15.1 Backup Operations

The backup operations are the most frequently performed tasks by MySQL Enterprise Backup. Various kinds of backups can be performed by adding different options, like using --compress or --incremental for compressed or incremental backups. Here is the syntax for the mysqlbackup commands for performing a backup operation:

mysqlbackup [STD-OPTIONS]
            [CONNECTION-OPTIONS]
            [SERVER-REPOSITORY-OPTIONS]
            [BACKUP-REPOSITORY-OPTIONS]
            [METADATA-OPTIONS]
            [COMPRESSION-OPTIONS]
            [SPECIAL-BACKUP-TYPES-OPTIONS]
            [INCREMENTAL-BACKUP-OPTIONS]
            [PARTIAL-BACKUP-RESTORE-OPTIONS]
            [SINGLE-FILE-BACKUP-OPTIONS]
            [PERFORMANCE-SCALABILITY-CAPACITY-OPTIONS]            
            [MESSAGE-LOGGING-OPTIONS]
            [PROGRESS-REPORT-OPTIONS]
            [ENCRYPTION-OPTIONS]
            [CLOUD-STORAGE-OPTIONS]
            [ENCRYPTED-INNODB-OPTIONS]
            backup-to-image

mysqlbackup [STD-OPTIONS]
            [CONNECTION-OPTIONS]
            [SERVER-REPOSITORY-OPTIONS]
            [BACKUP-REPOSITORY-OPTIONS]
            [METADATA-OPTIONS]
            [COMPRESSION-OPTIONS]
            [SPECIAL-BACKUP-TYPES-OPTIONS]
            [INCREMENTAL-BACKUP-OPTIONS]
            [PARTIAL-BACKUP-RESTORE-OPTIONS]
            [PERFORMANCE-SCALABILITY-CAPACITY-OPTIONS]            
            [MESSAGE-LOGGING-OPTIONS]
            [PROGRESS-REPORT-OPTIONS]
            [ENCRYPTED-INNODB-OPTIONS]
            backup | backup-and-apply-log
  • backup-to-image

    Produces a single-file backup holding the backup data. In most cases, single-file backups are preferred over directory backups, which are created using the backup command.

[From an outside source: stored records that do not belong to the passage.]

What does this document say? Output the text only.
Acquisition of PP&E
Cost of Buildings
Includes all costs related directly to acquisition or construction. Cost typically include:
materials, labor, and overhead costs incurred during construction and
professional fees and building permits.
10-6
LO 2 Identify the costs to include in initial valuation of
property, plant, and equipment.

    The command requires the --backup-image option to specify the destination file. Can be used to stream the backup to a storage device or another system without ever storing the data on the database server. You can specify --backup-image=-, representing standard output, allowing the output to be piped to another command. To avoid mixing normal informational messages with backup output, the --help message, errors, alerts, and normal informational messages are always printed to standard error stream.

    The command also requires the use of the --backup-dir option to supply a temporary folder to save the backup metadata (including the mysqlbackup message log, the start and end LSN, and so on) and some temporary output. Note that, however, except when streaming the backup image with --backup-image=-, if --backup-image does not give a full path name, mysqlbackup will actually take the value of --backup-image as a path relative to the directory specified by --backup-dir, and thus store the single-file backup under --backup-dir (or, if the --with-timestamp option is used, under a subdirectory created under --backup-dir that bears the timestamp in its name).

  • backup

    Backs up data to a directory. In most cases, single-file backups, which are created using the backup-to-image command, are preferred over directory backups.

    The command only performs the initial phase of a complete backup process. The second phase is performed later by running mysqlbackup again with the apply-log command, which makes the backup consistent.

  • backup-and-apply-log

    A combination of backup and apply-log. It cannot be used for an incremental backup.